Figure 7. Recombined Purkinje neurons display a different miRNA profile compared to nonrecombined neighboring neurons.

(A) Example for an X-Gal–positive neuron and corresponding nonrecombined Purkinje neuron that were collected by LCM for miRNA analysis. Cells were identified based on morphology and location in the Purkinje cell layer. Nonrecombined Purkinje neurons in the direct vicinity were cut out as references, depicted below. (B) Pairwise comparison of nonrecombined versus recombined Purkinje neurons from the same animal. Each symbol represents an individual miRNA; colored symbols represent miRNAs that could only be detected in one pool.
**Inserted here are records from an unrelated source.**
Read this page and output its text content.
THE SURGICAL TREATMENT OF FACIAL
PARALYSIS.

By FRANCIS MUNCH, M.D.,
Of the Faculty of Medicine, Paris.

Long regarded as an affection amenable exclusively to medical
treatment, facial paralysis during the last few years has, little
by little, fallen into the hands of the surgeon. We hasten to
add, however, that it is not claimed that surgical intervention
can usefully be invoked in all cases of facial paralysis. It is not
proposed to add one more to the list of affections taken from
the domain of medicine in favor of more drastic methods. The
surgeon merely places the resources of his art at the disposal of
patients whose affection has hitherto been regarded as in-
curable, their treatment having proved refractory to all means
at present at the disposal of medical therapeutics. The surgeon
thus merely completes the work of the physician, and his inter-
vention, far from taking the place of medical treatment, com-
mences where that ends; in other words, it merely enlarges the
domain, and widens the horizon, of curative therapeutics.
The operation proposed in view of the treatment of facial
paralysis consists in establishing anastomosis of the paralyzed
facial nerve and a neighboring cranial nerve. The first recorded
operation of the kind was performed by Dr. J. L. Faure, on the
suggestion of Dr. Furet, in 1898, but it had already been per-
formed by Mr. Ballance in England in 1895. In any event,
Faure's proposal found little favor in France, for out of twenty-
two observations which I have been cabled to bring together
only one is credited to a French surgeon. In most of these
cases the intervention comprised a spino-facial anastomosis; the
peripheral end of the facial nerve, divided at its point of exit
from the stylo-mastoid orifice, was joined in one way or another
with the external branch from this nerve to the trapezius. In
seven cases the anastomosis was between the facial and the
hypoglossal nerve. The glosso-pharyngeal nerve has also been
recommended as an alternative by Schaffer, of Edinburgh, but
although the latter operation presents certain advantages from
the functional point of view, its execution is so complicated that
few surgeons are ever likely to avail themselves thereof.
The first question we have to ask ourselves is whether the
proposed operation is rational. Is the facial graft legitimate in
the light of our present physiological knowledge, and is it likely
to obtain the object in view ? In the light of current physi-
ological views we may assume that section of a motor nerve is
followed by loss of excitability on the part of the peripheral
Symbols representing higher expressed miRNAs are at the top; those representing lower expressed miRNAs are at the bottom of each column. The comparison of recombined versus nonrecombined PKNs from the same animals reveals significant differences in their miRNA profile. (C) Venn diagram depicting miRNAs specific for recombined PKNs. The three miRNAs displayed in the box are those that can be found in both samples of the recombined PKNs but not in any sample of the nonrecombined PKN. (D) EVs isolated from the serum of mice with peritonitis display a different miRNA content than those of healthy control animals.

Figure 8. Model for EV transfer of RNA from immune cells to the brain.

Possible modes of RNA transfer from blood to brain: (A) EVs are released from blood cells into the blood stream, where they can cross the BBB and fuse with neurons. (B) Alternatively, leukocytes enter the brain and only EVs released in short distance to the target cell are able to bind and release their content. This direct signaling of immune cells to the brain is independent of microglia.